Governor Carney recently enacted certain amendments (the Amendments) to the Delaware General Corporation Law (DGCL) which (i) clarify the powers of boards of directors in an emergency, (ii) list officers entitled to a compulsory indemnification, (iii) confirm a company’s ability to perform and deliver documents and notices electronically, and (iv) facilitate both the conversion of for-profit Delaware corporations to public benefit corporations and the merger of Delaware companies as part of the creation of a holding company structure.

Emergency powers of the board of directors

Under article 110 of the DGCL, a board of directors has the power to adopt special regulations in certain emergency situations. As part of the changes and in response to the COVID-19 pandemic, emergencies under Article 110 of the DGCL will now expressly include pandemics and any national emergency declarations by the federal government. Emergency regulations may be adopted by the board of directors or, if a quorum cannot easily be met, by a majority of the directors present. Further, during such an emergency, the Amendments confirm that a board may take any action it considers practical and necessary to deal with the emergency, including, but not limited to (i) the postponement of any meeting of shareholders (with the recording date of that meeting of shareholders applying to the postponed meeting), and (ii) for public limited companies, notify shareholders of the postponement of any meeting of shareholders by means of a filing with the Securities and Exchange Commission.
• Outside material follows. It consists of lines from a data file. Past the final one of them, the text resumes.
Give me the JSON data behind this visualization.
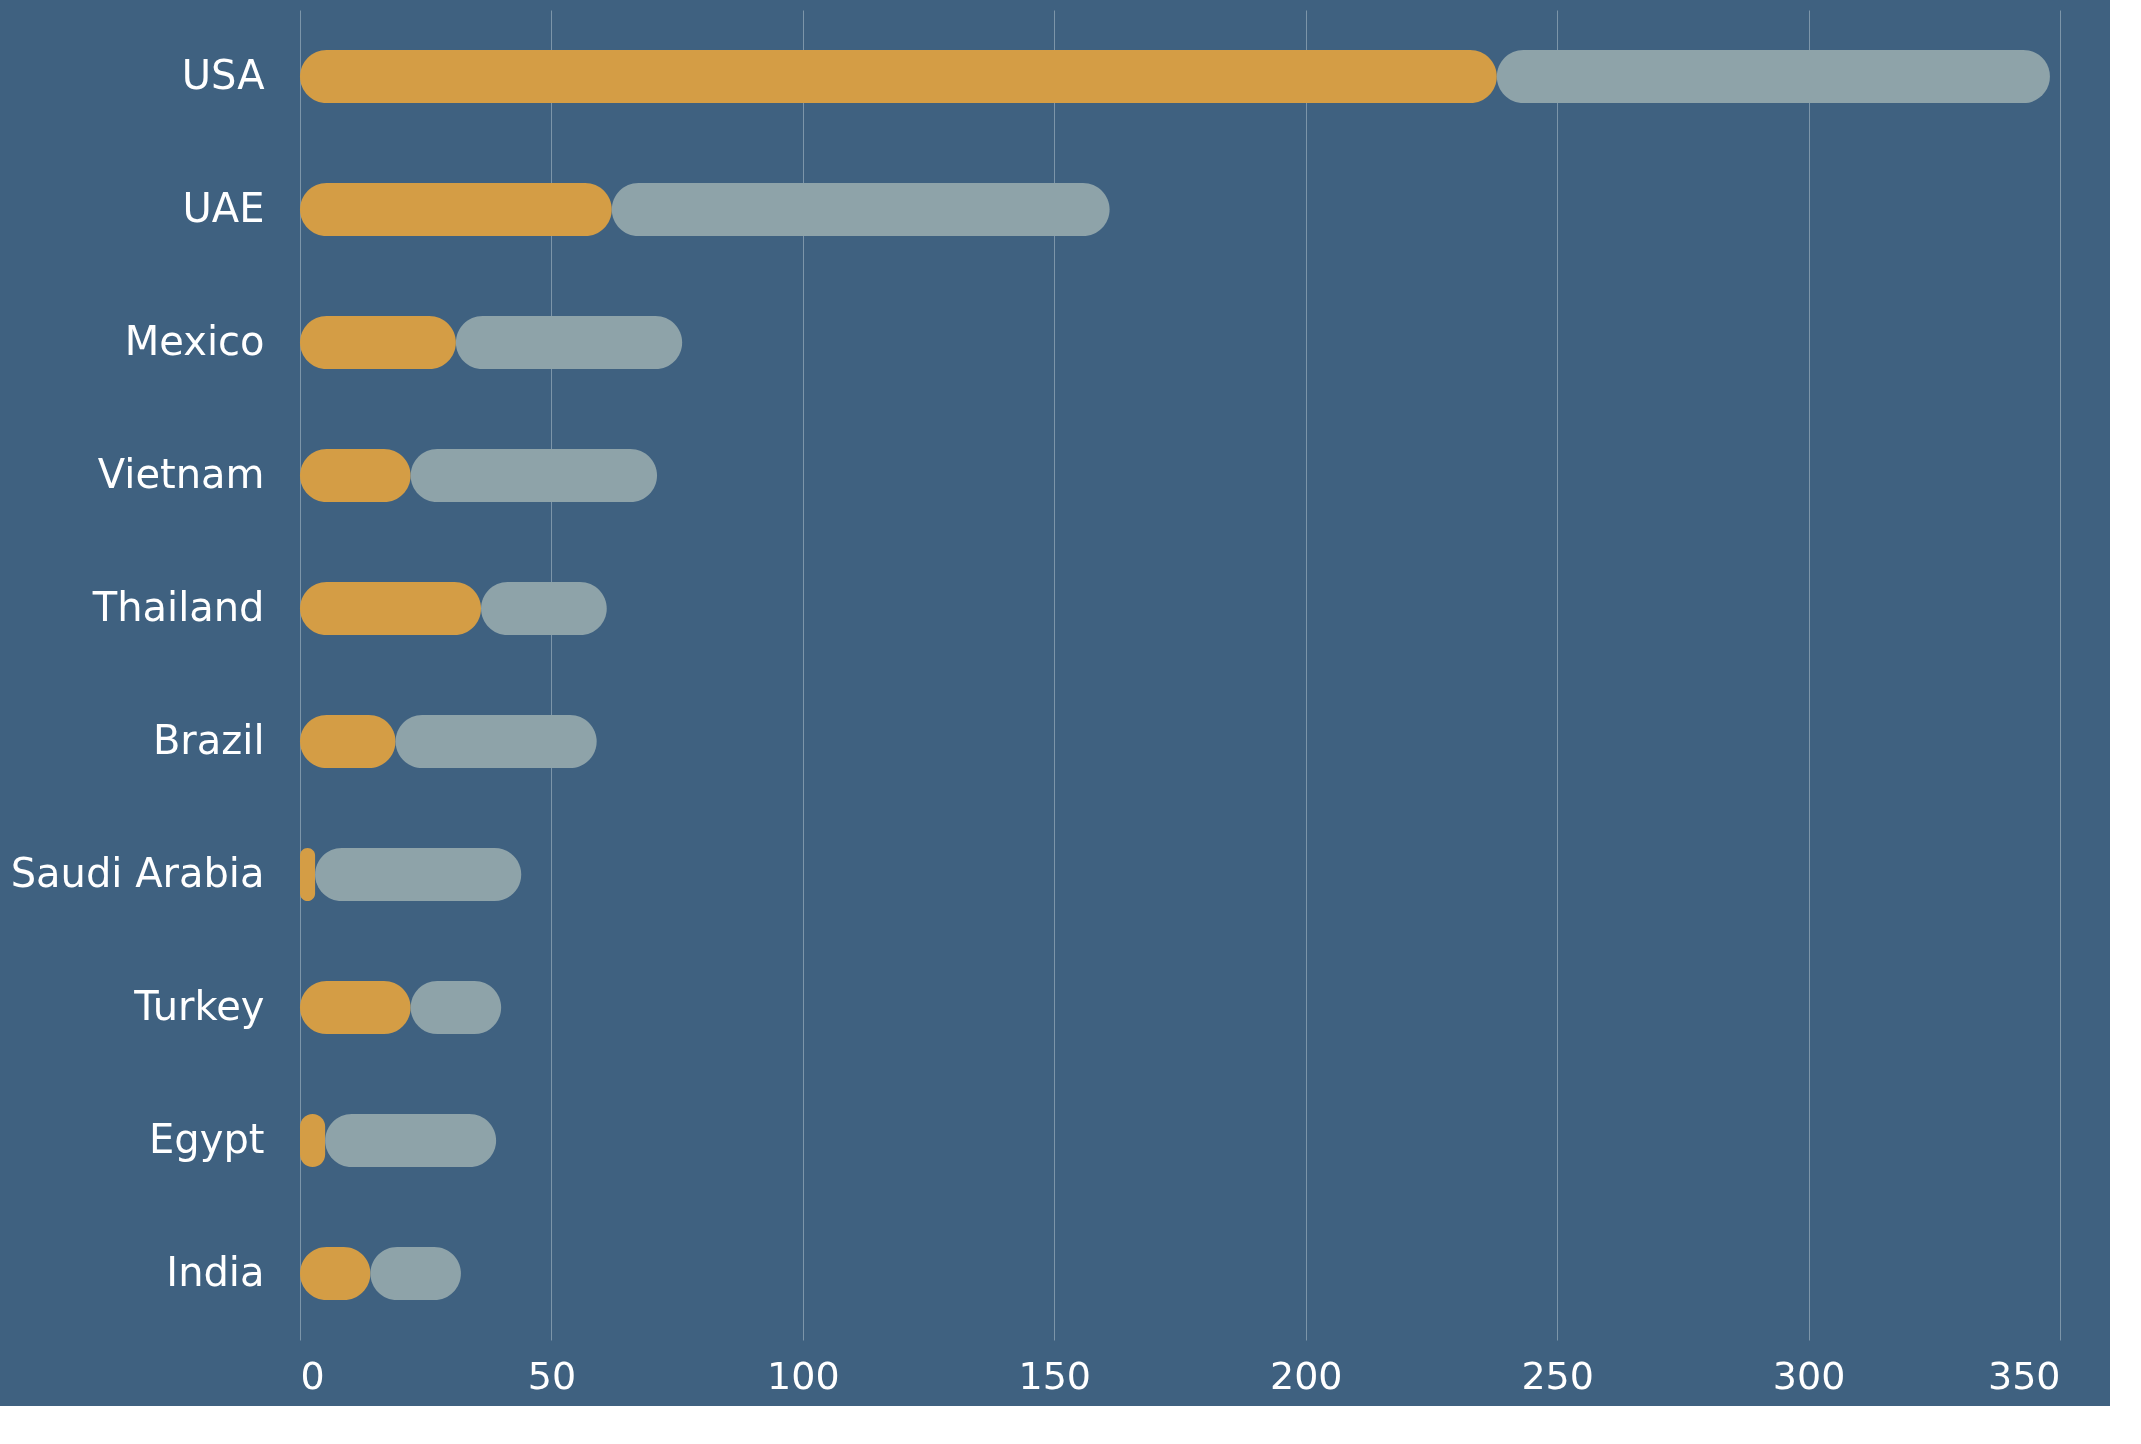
{
  "chart_data": {
    "type": "bar",
    "orientation": "horizontal",
    "stacked": true,
    "categories": [
      "USA",
      "UAE",
      "Mexico",
      "Vietnam",
      "Thailand",
      "Brazil",
      "Saudi Arabia",
      "Turkey",
      "Egypt",
      "India"
    ],
    "series": [
      {
        "color": "#d49d45",
        "values": [
          238,
          62,
          31,
          22,
          36,
          19,
          3,
          22,
          5,
          14
        ]
      },
      {
        "color": "#8ea3a9",
        "values": [
          110,
          99,
          45,
          49,
          25,
          40,
          41,
          18,
          34,
          18
        ]
      }
    ],
    "xlim": [
      0,
      350
    ],
    "xticks": [
      0,
      50,
      100,
      150,
      200,
      250,
      300,
      350
    ],
    "grid": "x",
    "legend": false
  }
}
The amendments also provide that during such an emergency, a board may change the registration and payment dates of a previously declared dividend if the registration date has not yet passed, provided that the new payment date is not more than 60 days after the new registration date. .

Exoneration and compensation

Section 102 (b) (7) currently provides that a director of a Delaware corporation will be exonerated from pecuniary damages for breach of duty of care pursuant to the inclusion of a provision to this effect in the certificate of incorporation of the company. The modifications provide that any modification, repeal or elimination of such an exculpatory provision will not affect the application of this clause with regard to any act or omission of a director occurring before such modification, repeal or elimination, unless than the provision otherwise provides.
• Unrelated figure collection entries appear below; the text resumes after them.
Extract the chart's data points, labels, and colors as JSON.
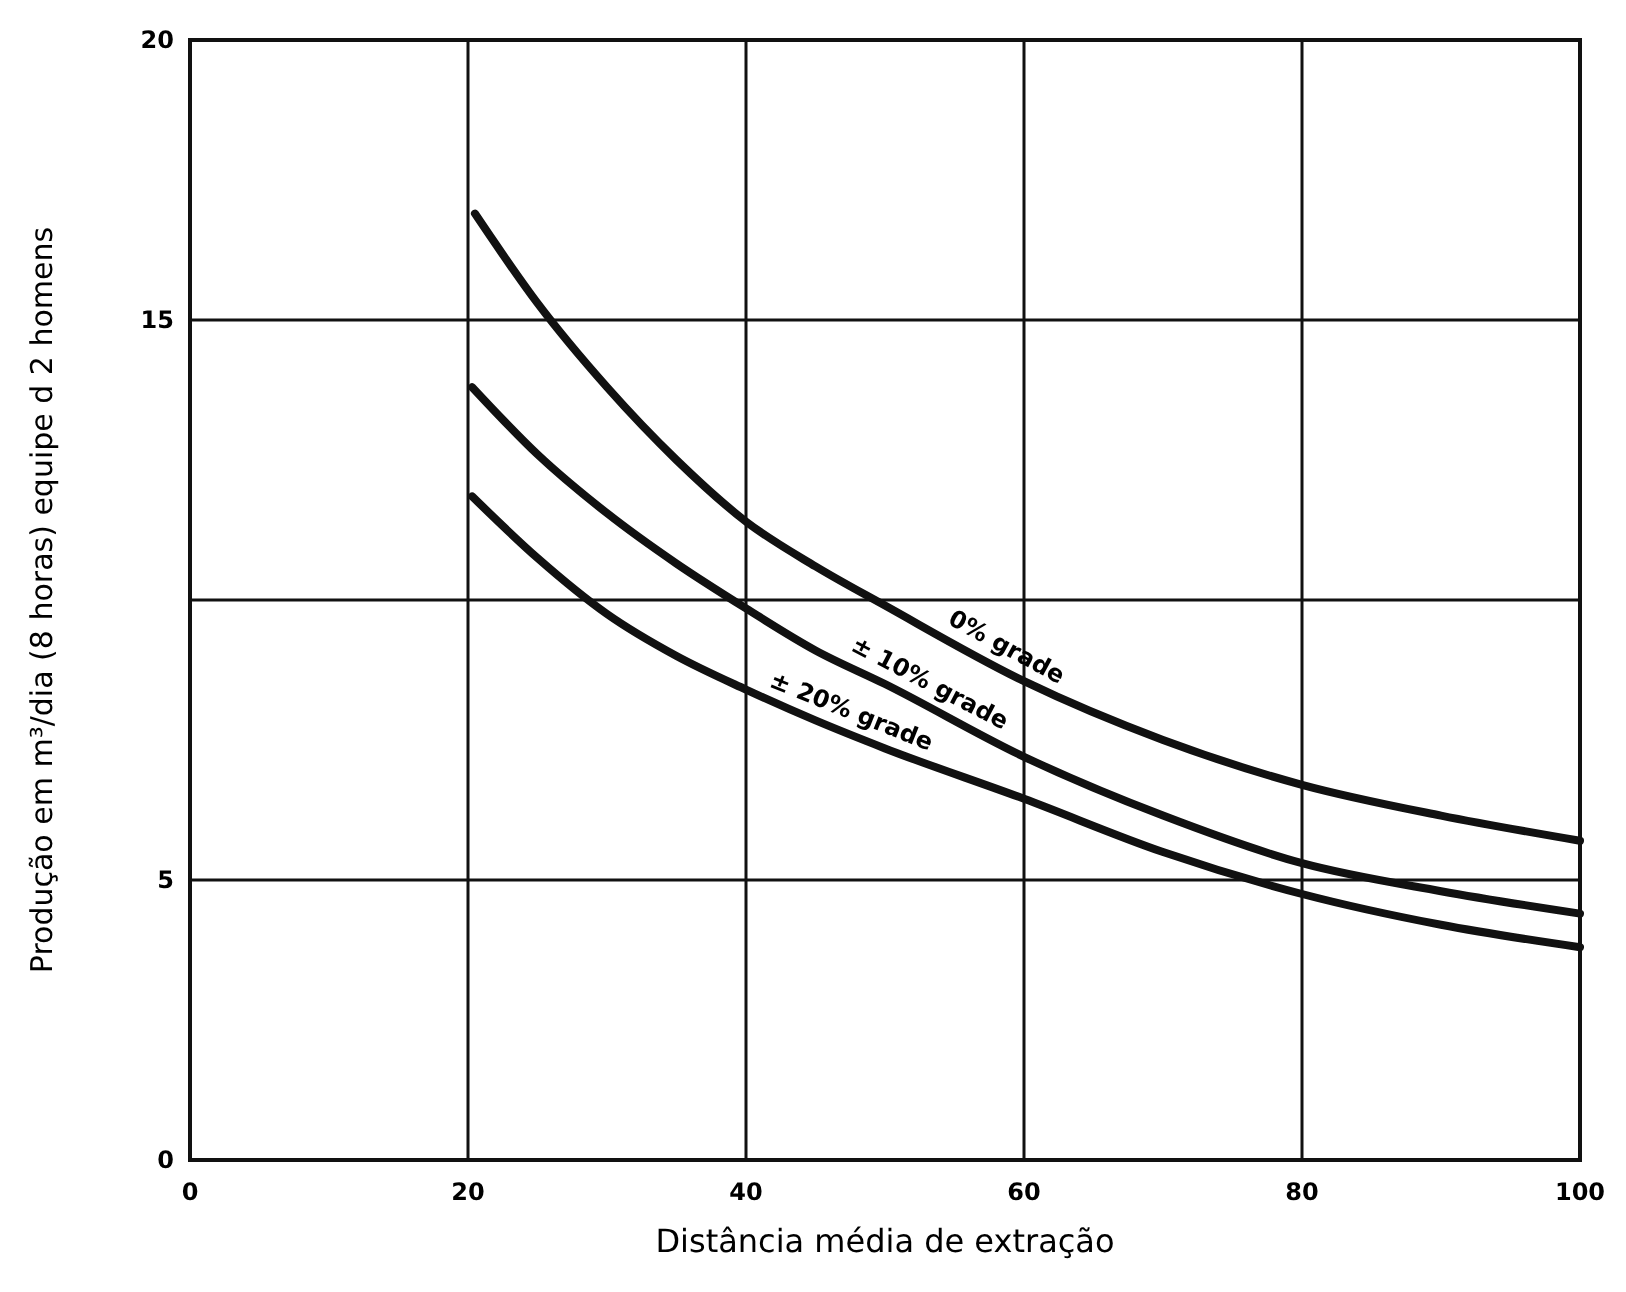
{
  "chart_data": {
    "type": "line",
    "xlabel": "Distância média de extração",
    "ylabel": "Produção em m³/dia (8 horas) equipe d  2 homens",
    "xlim": [
      0,
      100
    ],
    "xticks": [
      0,
      20,
      40,
      60,
      80,
      100
    ],
    "ylim": [
      0,
      20
    ],
    "yticks": [
      0,
      5,
      {
        "value": 10,
        "label": null
      },
      15,
      20
    ],
    "grid": true,
    "marker": "none",
    "line_style": "solid",
    "series": [
      {
        "color": "#111111",
        "x": [
          20.5,
          25,
          30,
          35,
          40,
          45,
          50,
          60,
          70,
          80,
          90,
          100
        ],
        "values": [
          16.9,
          15.3,
          13.8,
          12.5,
          11.4,
          10.6,
          9.9,
          8.55,
          7.5,
          6.7,
          6.15,
          5.7
        ]
      },
      {
        "color": "#111111",
        "x": [
          20.3,
          25,
          30,
          35,
          40,
          45,
          50,
          60,
          70,
          80,
          90,
          100
        ],
        "values": [
          13.8,
          12.6,
          11.55,
          10.65,
          9.85,
          9.1,
          8.5,
          7.2,
          6.15,
          5.3,
          4.8,
          4.4
        ]
      },
      {
        "color": "#111111",
        "x": [
          20.3,
          25,
          30,
          35,
          40,
          45,
          50,
          60,
          70,
          80,
          90,
          100
        ],
        "values": [
          11.85,
          10.75,
          9.75,
          9.0,
          8.4,
          7.85,
          7.35,
          6.45,
          5.5,
          4.75,
          4.2,
          3.8
        ]
      }
    ],
    "annotations": [
      "0% grade",
      "± 10% grade",
      "± 20% grade"
    ]
  }
}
Article 145 of the DGCL provides for compulsory compensation for directors and managers who have won their case on the merits in the defense of any action, suit or procedure. As of December 31, 2020, the changes provide that only the following types of executives will be entitled to compulsory compensation under article 145 of the DGCL: president, chief executive officer, chief operating officer, chief financial officer , chief legal officer, controller, treasurer or chief accounting officer. Under the amendments, a company has the option of specifying other officers who will be entitled to mandatory compensation.
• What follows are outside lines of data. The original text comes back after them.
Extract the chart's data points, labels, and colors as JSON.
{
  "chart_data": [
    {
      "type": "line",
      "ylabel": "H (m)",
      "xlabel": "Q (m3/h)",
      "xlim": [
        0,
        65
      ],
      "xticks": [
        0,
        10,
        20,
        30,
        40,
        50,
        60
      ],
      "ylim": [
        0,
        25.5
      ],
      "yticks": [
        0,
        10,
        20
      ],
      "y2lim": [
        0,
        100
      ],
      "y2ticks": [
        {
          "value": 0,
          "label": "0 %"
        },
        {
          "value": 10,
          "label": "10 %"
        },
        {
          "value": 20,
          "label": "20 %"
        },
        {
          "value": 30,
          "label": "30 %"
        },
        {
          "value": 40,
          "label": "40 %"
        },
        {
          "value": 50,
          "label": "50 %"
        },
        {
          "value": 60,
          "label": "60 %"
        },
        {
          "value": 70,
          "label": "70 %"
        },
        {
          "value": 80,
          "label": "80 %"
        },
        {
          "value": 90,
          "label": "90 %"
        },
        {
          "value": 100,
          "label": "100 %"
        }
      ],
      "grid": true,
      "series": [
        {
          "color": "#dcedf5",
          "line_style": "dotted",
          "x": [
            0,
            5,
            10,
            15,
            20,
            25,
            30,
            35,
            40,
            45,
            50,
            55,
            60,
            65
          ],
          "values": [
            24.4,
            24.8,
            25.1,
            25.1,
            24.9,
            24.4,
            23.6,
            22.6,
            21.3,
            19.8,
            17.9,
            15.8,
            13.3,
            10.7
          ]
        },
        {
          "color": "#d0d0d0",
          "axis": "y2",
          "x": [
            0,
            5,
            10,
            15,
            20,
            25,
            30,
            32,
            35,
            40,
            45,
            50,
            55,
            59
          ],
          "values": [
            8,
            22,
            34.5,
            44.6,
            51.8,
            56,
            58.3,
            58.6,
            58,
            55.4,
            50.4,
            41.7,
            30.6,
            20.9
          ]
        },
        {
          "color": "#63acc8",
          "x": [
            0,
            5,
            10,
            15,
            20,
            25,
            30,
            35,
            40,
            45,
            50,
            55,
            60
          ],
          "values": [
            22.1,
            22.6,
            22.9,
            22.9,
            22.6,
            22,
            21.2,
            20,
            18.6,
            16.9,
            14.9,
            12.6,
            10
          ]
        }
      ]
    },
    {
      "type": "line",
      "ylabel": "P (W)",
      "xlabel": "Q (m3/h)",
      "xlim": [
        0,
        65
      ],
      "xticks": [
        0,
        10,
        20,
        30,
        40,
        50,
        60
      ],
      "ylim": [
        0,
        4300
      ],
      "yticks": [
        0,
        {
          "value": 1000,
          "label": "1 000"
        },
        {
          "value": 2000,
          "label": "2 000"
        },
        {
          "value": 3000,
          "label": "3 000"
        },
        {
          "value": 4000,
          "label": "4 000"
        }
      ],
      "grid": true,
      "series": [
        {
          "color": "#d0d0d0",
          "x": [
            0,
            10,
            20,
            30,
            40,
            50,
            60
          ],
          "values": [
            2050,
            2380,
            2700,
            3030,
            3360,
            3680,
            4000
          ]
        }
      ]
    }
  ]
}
Electronic transmissions and notifications

Within the framework of 2019 amendments to the DGCL, several sections have been amended to facilitate the execution and delivery of transactions and notices (including regulatory notices) electronically. The changes include several clarifying changes intended to avoid any ambiguity compared to the 2019 changes to the DGCL. Namely, article 116 is amended to remove an exception for written consents of the board of directors, shareholders and founders which had already been included, as the articles of the DGCL dealing with these instruments themselves already included a wording regarding electronic transmission. In addition, section 232 is amended to remove any doubt that shareholders may, in accordance with the 2019 changes to the DGCL, receive a notice from the company by email without any prior consent.

Public utility companies

The DGCL currently allows incorporation or conversion into a public utility company. A public benefit corporation is a for-profit corporation that aims to generate public interest and operate in a responsible and sustainable manner. Directors of a public benefit corporation have an explicit mandate to balance the interests of the corporation’s shareholders with the interests of those materially affected by the corporation, and the public interest identified in its certificate of incorporation. The Amendments facilitate the conversion of a for-profit corporation to a public benefit corporation by: (i) reducing the shareholder approval threshold required for the conversion from two-thirds to majority; and (ii) eliminate the statutory valuation rights for the shareholders of the company in connection with such a conversion.

Mergers of holding companies

Article 251 (g) of the DGCL provides that a company may, without the vote of the shareholders, merge with or into a single wholly-owned direct or indirect subsidiary if certain conditions are met. This type of merger is often referred to by practitioners as a holding merger. The amendments facilitate holding company mergers by removing the requirement that, following the merger, the organizational documents of the surviving entity must contain identical provisions to the certificate of incorporation of the parent company prior to the merger.